In 2015, the most recent year for which data is available, U.S. electric utilities installed about 64.7 million advanced (smart) metering infrastructure (AMI) units, according to the U.S. Energy Information Administration. A 2016 report from the Edison Foundation, a utility-funded think tank, states there will be 90 million smart meters in the U.S. by 2020.
All of those smart meters produce a great deal of data about customers and their energy usage. As smart meter adoption jumps and concerns increase about cyberattacks against energy and utility companies, utility firms face a daunting challenge of protecting all of that data.
At the heart of that effort is a data security approach using encryption that utilities can take to protect and verify the transmission of customer data. Secure transmission of smart meter data can help utilities (and customers) save energy and money and make smart electricity grids more efficient. Some utilities are taking proactive steps to protect sensitive data.
Illinois Moves to Protect Customers Smart Grid Data
In late July, as Utility Dive reports, the Illinois Commerce Commission (ICC) finalized an “Open Data Access Framework,” which the Environmental Defense Fund (EDF) and the Citizens Utility Board developed together for nearly three years.
Utility companies Ameren and Commonwealth Edison will need to consider the framework as they design new data services based around AMI.
The framework states that all of the utilities’ AMI plans “shall secure the privacy of personal information and establish the right of consumers to consent to the disclosure of personal energy information to third parties through electronic, web-based, and other means in accordance with State and federal law and regulations regarding consumer privacy and protection of consumer data.”
Further, utilities, their contractors or agents, and any third party that accesses customers’ personal information by virtue of working on smart grid technologies “shall not disclose such personal information to be used in mailing lists or to be used for other commercial purposes not reasonably related to the conduct of the utility’s business,” the framework says.
“Personal information” in this context, the ICC says, “consists of the customer’s name, address, telephone number, and other personally identifying information, as well as information about the customer's electric usage.”

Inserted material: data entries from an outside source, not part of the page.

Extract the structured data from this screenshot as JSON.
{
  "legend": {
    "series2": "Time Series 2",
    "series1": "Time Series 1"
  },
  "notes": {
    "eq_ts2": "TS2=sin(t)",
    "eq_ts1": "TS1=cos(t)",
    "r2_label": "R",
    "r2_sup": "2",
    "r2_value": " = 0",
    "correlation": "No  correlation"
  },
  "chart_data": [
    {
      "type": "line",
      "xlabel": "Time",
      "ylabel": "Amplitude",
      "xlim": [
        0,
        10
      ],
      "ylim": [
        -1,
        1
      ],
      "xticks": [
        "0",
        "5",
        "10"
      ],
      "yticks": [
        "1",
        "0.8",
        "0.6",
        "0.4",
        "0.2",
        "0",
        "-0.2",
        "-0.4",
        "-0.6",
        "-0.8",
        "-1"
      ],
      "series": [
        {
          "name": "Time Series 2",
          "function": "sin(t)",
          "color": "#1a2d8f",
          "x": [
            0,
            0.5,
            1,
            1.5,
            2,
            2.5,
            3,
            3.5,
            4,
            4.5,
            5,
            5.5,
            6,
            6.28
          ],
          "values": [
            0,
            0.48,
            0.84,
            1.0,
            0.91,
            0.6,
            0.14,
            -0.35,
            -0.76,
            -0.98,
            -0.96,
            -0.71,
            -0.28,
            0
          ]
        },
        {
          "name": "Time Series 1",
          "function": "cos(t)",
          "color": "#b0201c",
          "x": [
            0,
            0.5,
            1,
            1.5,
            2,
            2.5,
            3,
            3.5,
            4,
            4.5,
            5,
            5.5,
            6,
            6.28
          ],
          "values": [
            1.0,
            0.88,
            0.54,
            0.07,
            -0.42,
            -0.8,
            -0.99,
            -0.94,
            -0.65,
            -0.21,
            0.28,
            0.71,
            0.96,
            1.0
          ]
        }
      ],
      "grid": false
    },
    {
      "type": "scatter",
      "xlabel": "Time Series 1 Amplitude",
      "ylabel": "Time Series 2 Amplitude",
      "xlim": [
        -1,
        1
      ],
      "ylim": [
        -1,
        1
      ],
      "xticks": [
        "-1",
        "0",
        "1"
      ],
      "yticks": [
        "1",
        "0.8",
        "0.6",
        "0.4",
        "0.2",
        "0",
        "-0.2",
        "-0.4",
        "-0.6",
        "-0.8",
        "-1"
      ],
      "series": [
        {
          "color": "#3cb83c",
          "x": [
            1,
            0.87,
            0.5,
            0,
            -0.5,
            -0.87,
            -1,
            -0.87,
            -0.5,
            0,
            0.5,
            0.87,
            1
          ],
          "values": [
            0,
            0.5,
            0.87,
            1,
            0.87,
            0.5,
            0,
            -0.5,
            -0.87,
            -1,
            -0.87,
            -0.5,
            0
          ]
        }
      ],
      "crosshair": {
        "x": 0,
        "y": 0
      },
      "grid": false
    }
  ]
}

“The U.S. now has unprecedented amounts of energy-use data, but few standards for collecting, protecting, and sharing that information,” the EDF states in a fact sheet.

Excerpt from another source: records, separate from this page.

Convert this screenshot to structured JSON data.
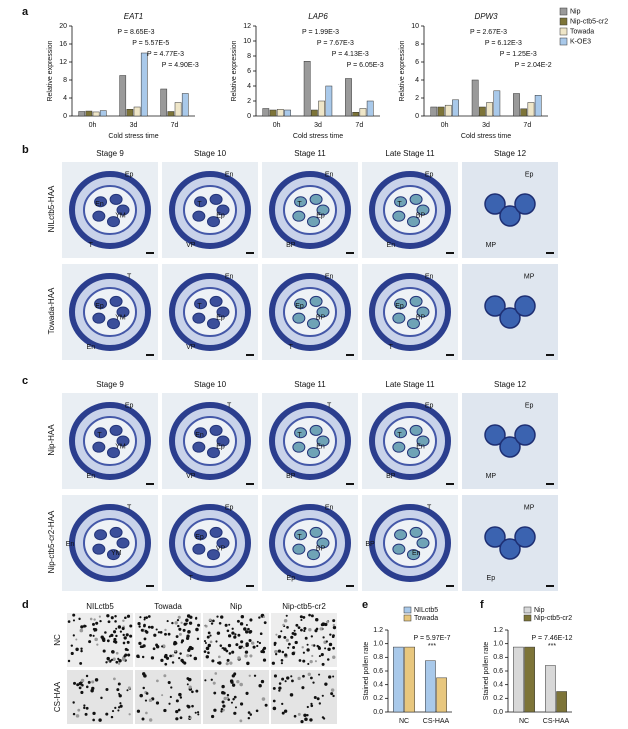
{
  "chart_data": [
    {
      "panel": "a",
      "type": "bar",
      "title": "EAT1",
      "x_label": "Cold stress time",
      "y_label": "Relative expression",
      "categories": [
        "0h",
        "3d",
        "7d"
      ],
      "ylim": [
        0,
        20
      ],
      "yticks": [
        0,
        4,
        8,
        12,
        16,
        20
      ],
      "series": [
        {
          "name": "Nip",
          "color": "#9a9a9a",
          "values": [
            1.0,
            9.0,
            6.0
          ]
        },
        {
          "name": "Nip-ctb5-cr2",
          "color": "#7d7438",
          "values": [
            1.1,
            1.5,
            1.0
          ]
        },
        {
          "name": "Towada",
          "color": "#efe6c8",
          "values": [
            0.9,
            2.0,
            3.0
          ]
        },
        {
          "name": "K-OE3",
          "color": "#a9c9ea",
          "values": [
            1.2,
            14.0,
            5.0
          ]
        }
      ],
      "annotations": [
        "P = 8.65E-3",
        "P = 5.57E-5",
        "P = 4.77E-3",
        "P = 4.90E-3"
      ]
    },
    {
      "panel": "",
      "type": "bar",
      "title": "LAP6",
      "x_label": "Cold stress time",
      "y_label": "Relative expression",
      "categories": [
        "0h",
        "3d",
        "7d"
      ],
      "ylim": [
        0,
        12
      ],
      "yticks": [
        0,
        2,
        4,
        6,
        8,
        10,
        12
      ],
      "series": [
        {
          "name": "Nip",
          "color": "#9a9a9a",
          "values": [
            1.0,
            7.3,
            5.0
          ]
        },
        {
          "name": "Nip-ctb5-cr2",
          "color": "#7d7438",
          "values": [
            0.8,
            0.8,
            0.5
          ]
        },
        {
          "name": "Towada",
          "color": "#efe6c8",
          "values": [
            0.9,
            2.0,
            1.0
          ]
        },
        {
          "name": "K-OE3",
          "color": "#a9c9ea",
          "values": [
            0.8,
            4.0,
            2.0
          ]
        }
      ],
      "annotations": [
        "P = 1.99E-3",
        "P = 7.67E-3",
        "P = 4.13E-3",
        "P = 6.05E-3"
      ]
    },
    {
      "panel": "",
      "type": "bar",
      "title": "DPW3",
      "x_label": "Cold stress time",
      "y_label": "Relative expression",
      "categories": [
        "0h",
        "3d",
        "7d"
      ],
      "ylim": [
        0,
        10
      ],
      "yticks": [
        0,
        2,
        4,
        6,
        8,
        10
      ],
      "series": [
        {
          "name": "Nip",
          "color": "#9a9a9a",
          "values": [
            1.0,
            4.0,
            2.5
          ]
        },
        {
          "name": "Nip-ctb5-cr2",
          "color": "#7d7438",
          "values": [
            1.0,
            1.0,
            0.8
          ]
        },
        {
          "name": "Towada",
          "color": "#efe6c8",
          "values": [
            1.2,
            1.5,
            1.5
          ]
        },
        {
          "name": "K-OE3",
          "color": "#a9c9ea",
          "values": [
            1.8,
            2.8,
            2.3
          ]
        }
      ],
      "annotations": [
        "P = 2.67E-3",
        "P = 6.12E-3",
        "P = 1.25E-3",
        "P = 2.04E-2"
      ]
    },
    {
      "panel": "e",
      "type": "bar",
      "y_label": "Stained pollen rate",
      "categories": [
        "NC",
        "CS-HAA"
      ],
      "ylim": [
        0,
        1.2
      ],
      "yticks": [
        {
          "value": 0,
          "label": "0.0"
        },
        0.2,
        0.4,
        0.6,
        0.8,
        {
          "value": 1,
          "label": "1.0"
        },
        1.2
      ],
      "series": [
        {
          "name": "NILctb5",
          "color": "#a9c9ea",
          "values": [
            0.95,
            0.75
          ]
        },
        {
          "name": "Towada",
          "color": "#e8c77e",
          "values": [
            0.95,
            0.5
          ]
        }
      ],
      "annotations": [
        "P = 5.97E-7",
        "***"
      ]
    },
    {
      "panel": "f",
      "type": "bar",
      "y_label": "Stained pollen rate",
      "categories": [
        "NC",
        "CS-HAA"
      ],
      "ylim": [
        0,
        1.2
      ],
      "yticks": [
        {
          "value": 0,
          "label": "0.0"
        },
        0.2,
        0.4,
        0.6,
        0.8,
        {
          "value": 1,
          "label": "1.0"
        },
        1.2
      ],
      "series": [
        {
          "name": "Nip",
          "color": "#d8d8d8",
          "values": [
            0.95,
            0.68
          ]
        },
        {
          "name": "Nip-ctb5-cr2",
          "color": "#7d7438",
          "values": [
            0.95,
            0.3
          ]
        }
      ],
      "annotations": [
        "P = 7.46E-12",
        "***"
      ]
    }
  ],
  "micrographs": [
    {
      "panel": "b",
      "headers": [
        "Stage 9",
        "Stage 10",
        "Stage 11",
        "Late  Stage 11",
        "Stage 12"
      ],
      "rows": [
        {
          "label": "NILctb5-HAA",
          "cells": [
            [
              "Ep",
              "YM",
              "T",
              "En"
            ],
            [
              "En",
              "Ep",
              "VP",
              "T"
            ],
            [
              "En",
              "Ep",
              "BP",
              "T"
            ],
            [
              "Ep",
              "BP",
              "En",
              "T"
            ],
            [
              "Ep",
              "MP"
            ]
          ]
        },
        {
          "label": "Towada-HAA",
          "cells": [
            [
              "T",
              "YM",
              "En",
              "Ep"
            ],
            [
              "En",
              "Ep",
              "VP",
              "T"
            ],
            [
              "En",
              "BP",
              "T",
              "Ep"
            ],
            [
              "En",
              "BP",
              "T",
              "Ep"
            ],
            [
              "MP"
            ]
          ]
        }
      ]
    },
    {
      "panel": "c",
      "headers": [
        "Stage 9",
        "Stage 10",
        "Stage 11",
        "Late  Stage 11",
        "Stage 12"
      ],
      "rows": [
        {
          "label": "Nip-HAA",
          "cells": [
            [
              "Ep",
              "YM",
              "En",
              "T"
            ],
            [
              "T",
              "Ep",
              "VP",
              "En"
            ],
            [
              "T",
              "En",
              "BP",
              "T"
            ],
            [
              "Ep",
              "En",
              "BP",
              "T"
            ],
            [
              "Ep",
              "MP"
            ]
          ]
        },
        {
          "label": "Nip-ctb5-cr2-HAA",
          "cells": [
            [
              "T",
              "YM",
              "En"
            ],
            [
              "Ep",
              "VP",
              "T",
              "Ep"
            ],
            [
              "En",
              "BP",
              "Ep",
              "T"
            ],
            [
              "T",
              "En",
              "BP"
            ],
            [
              "MP",
              "Ep"
            ]
          ]
        }
      ]
    }
  ],
  "pollen": {
    "panel": "d",
    "columns": [
      "NILctb5",
      "Towada",
      "Nip",
      "Nip-ctb5-cr2"
    ],
    "rows": [
      "NC",
      "CS-HAA"
    ]
  }
}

The EDF argues that the framework’s rules “clarify the type of electricity data customers and authorized third parties have access to and how the data should be delivered.” The framework, EDF says, “makes it possible for innovators to create new tools and services that cut electricity bills and harmful pollution, without sacrificing security.” The group also says that “by ensuring data is handled in a uniform, secure manner — and giving people the choice of whether or not to share their information with third party companies — the framework protects individuals’ privacy.”
Securing Smart Meter Data Transmissions
Utilities highlight the importance of protecting smart meter data when they sell the public on adopting connected meters. For example, Duke Energy recently announced plans to roll out smart meters in northern Kentucky.

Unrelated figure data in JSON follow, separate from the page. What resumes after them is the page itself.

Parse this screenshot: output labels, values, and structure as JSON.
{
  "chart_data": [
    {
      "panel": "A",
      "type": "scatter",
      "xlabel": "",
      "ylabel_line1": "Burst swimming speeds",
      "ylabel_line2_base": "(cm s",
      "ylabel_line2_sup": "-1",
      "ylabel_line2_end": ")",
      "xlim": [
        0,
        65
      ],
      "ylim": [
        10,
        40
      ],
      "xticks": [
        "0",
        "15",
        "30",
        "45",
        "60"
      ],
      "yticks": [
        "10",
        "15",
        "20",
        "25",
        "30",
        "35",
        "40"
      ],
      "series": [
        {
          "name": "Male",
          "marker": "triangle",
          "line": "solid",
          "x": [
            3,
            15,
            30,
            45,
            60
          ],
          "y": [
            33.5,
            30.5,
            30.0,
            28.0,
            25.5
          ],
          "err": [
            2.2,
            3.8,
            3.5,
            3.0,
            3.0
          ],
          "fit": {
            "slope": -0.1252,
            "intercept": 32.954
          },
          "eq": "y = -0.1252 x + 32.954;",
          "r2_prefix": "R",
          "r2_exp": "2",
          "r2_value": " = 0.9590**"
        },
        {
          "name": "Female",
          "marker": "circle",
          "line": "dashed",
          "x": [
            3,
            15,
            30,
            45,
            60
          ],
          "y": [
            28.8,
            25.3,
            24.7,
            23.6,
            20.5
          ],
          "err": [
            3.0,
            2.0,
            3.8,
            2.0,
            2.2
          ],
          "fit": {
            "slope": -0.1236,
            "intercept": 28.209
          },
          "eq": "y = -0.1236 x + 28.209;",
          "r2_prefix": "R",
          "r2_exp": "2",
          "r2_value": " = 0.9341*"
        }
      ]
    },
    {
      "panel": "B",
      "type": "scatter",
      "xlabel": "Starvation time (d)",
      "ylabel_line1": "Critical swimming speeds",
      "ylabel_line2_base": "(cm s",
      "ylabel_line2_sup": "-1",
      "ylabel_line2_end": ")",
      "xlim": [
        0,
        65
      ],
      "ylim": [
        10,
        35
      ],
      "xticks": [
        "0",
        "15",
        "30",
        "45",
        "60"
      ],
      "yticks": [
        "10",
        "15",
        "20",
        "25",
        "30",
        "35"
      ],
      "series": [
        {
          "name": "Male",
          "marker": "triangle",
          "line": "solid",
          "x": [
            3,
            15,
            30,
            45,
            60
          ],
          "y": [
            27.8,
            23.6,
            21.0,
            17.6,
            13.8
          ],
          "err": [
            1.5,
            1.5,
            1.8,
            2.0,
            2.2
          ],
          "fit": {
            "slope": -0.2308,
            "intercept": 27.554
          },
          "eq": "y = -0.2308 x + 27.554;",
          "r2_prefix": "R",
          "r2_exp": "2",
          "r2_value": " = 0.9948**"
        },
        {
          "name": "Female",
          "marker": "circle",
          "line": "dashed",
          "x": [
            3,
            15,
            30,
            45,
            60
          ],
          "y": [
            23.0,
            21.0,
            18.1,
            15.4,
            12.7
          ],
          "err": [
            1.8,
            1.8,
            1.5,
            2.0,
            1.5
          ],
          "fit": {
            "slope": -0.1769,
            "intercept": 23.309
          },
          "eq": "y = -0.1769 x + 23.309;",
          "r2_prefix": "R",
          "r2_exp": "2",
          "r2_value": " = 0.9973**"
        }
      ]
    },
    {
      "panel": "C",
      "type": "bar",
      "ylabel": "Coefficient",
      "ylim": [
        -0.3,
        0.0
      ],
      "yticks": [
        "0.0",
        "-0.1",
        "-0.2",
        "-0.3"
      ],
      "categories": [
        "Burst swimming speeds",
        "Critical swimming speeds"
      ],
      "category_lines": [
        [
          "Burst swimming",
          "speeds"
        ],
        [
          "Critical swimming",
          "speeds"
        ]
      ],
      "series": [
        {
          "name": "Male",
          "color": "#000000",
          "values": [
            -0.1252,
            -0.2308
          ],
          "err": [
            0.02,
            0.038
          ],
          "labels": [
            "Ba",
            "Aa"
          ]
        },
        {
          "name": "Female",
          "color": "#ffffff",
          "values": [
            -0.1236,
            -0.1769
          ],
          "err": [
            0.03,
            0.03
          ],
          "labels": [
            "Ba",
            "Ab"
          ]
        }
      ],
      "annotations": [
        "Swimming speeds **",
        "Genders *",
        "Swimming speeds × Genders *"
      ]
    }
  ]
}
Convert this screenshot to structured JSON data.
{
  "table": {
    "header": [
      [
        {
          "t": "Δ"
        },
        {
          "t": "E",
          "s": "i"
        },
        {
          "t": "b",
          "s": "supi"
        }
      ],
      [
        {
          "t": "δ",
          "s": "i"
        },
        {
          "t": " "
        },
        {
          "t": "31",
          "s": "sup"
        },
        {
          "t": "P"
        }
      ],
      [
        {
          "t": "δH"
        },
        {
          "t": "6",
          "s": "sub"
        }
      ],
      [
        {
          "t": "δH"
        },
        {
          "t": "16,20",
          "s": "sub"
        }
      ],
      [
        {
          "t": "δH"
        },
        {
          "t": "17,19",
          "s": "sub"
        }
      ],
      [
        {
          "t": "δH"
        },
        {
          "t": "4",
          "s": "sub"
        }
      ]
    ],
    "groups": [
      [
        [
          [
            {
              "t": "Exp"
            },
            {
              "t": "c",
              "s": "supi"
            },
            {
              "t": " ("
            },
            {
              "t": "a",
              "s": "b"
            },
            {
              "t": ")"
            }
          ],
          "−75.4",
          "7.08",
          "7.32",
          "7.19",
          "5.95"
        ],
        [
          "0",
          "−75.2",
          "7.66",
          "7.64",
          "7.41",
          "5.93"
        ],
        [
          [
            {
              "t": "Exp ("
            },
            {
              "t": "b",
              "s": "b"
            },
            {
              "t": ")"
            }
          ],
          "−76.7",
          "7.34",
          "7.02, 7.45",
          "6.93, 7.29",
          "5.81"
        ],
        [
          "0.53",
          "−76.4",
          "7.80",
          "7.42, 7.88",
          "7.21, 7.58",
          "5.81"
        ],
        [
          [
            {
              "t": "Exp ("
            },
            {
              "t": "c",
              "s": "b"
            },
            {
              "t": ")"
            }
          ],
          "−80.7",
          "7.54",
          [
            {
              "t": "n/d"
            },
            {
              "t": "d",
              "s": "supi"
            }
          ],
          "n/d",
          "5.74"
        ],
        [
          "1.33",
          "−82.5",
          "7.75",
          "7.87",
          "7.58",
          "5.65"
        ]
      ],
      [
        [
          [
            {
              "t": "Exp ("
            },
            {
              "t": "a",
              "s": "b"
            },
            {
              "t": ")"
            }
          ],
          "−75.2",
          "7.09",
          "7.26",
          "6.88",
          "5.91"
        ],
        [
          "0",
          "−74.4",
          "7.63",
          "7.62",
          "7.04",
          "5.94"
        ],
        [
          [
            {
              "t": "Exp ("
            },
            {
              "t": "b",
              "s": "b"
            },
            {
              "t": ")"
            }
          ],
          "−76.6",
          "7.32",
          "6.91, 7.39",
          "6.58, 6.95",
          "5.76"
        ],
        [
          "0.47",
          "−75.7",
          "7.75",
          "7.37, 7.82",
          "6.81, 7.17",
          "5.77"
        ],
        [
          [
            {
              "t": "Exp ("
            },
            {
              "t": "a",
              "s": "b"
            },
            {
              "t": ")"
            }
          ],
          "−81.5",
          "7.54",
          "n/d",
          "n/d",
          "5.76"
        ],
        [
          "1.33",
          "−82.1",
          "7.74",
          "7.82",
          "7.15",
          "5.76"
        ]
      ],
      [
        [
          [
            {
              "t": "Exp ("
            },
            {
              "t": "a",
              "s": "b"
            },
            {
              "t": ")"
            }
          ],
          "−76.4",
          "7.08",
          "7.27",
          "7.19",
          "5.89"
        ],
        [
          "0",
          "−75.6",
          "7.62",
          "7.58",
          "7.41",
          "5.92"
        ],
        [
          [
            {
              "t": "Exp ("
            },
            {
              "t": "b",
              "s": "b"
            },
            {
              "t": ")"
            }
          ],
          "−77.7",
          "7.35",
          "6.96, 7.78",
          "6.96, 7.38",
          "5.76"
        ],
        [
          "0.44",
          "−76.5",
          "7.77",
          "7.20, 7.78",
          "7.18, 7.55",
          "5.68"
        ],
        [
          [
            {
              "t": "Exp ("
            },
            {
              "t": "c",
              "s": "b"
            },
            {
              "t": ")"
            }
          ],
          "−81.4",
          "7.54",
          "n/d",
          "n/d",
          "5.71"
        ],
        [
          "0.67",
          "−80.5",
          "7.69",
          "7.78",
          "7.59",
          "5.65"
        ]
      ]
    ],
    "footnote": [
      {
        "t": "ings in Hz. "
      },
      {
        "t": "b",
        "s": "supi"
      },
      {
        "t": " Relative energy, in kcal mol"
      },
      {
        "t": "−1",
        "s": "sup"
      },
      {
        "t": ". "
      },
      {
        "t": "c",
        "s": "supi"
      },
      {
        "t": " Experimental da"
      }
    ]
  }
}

In addition to emphasizing that smart meters can deliver usage alerts and notify the utility faster during a power outage (leading to faster response times and restoration of service), Duke also highlights data security.
“The information coming from our smart meters is encrypted and protected from the moment it is collected until the moment it is purged,” the company says in a press release.
Sujeet Shenoi, a computer science professor at the University of Tulsa who specializes in cybersecurity, told the Houston Chronicle recently that while smart meters save utilities time and money because they do not have to send out crews to read meters, the technology also gives malicious actors new devices to attack.
So what can utilities do to protect their smart meters and the customer data they send? Ronald Hermans, a product manager for Connexo Insight & Alliances at Honeywell Smart Energy, says in a post for Connexo that utilities must take a holistic approach to security. Connexo is Honeywell’s next-generation smart grid software suite.
That, he says, involves ensuring that information cannot be retrieved or read by unauthorized parties and making sure that the sender and the recipient of information are who they are supposed to be.
“This can be translated back to smart meters; for example, they need to be sure that when a breaker command is sent to a meter, it is being sent by an authorized sender,” he says. “Also, they need to be sure that the metering data that’s retrieved, is not altered to reduce or increase the bill, or in the case of sub-station monitoring, data alteration to create a system or market imbalance.”
At the heart of this, Hermans says, is encryption keys utilities must use to verify identity and authenticity and protect the confidentiality of smart meter data. “Keys can be shared or be private/public, and they can have specific purposes such as key generation, authentication, encryption, storage, etc.,” he notes.
Shared keys, Hermans says, are used in symmetric security and its cryptographic algorithms, while private/public keys with certificates are used in asymmetric security and its algorithms to generate keys or support digital signing.
According to Hermans, Honeywell has teamed up with Worldline to provide a comprehensive, end-to-end security solution for smart meters and their connections to utilities. The solution allows utilities to use and manage encryption keys and certificates “in a performant and scalable manner.”
The solution spans the complete lifecycle of typical utility components, such as meters, data concentrators and back-end systems, he notes, and it covers all processes involved, from manufacturer to utility to customer.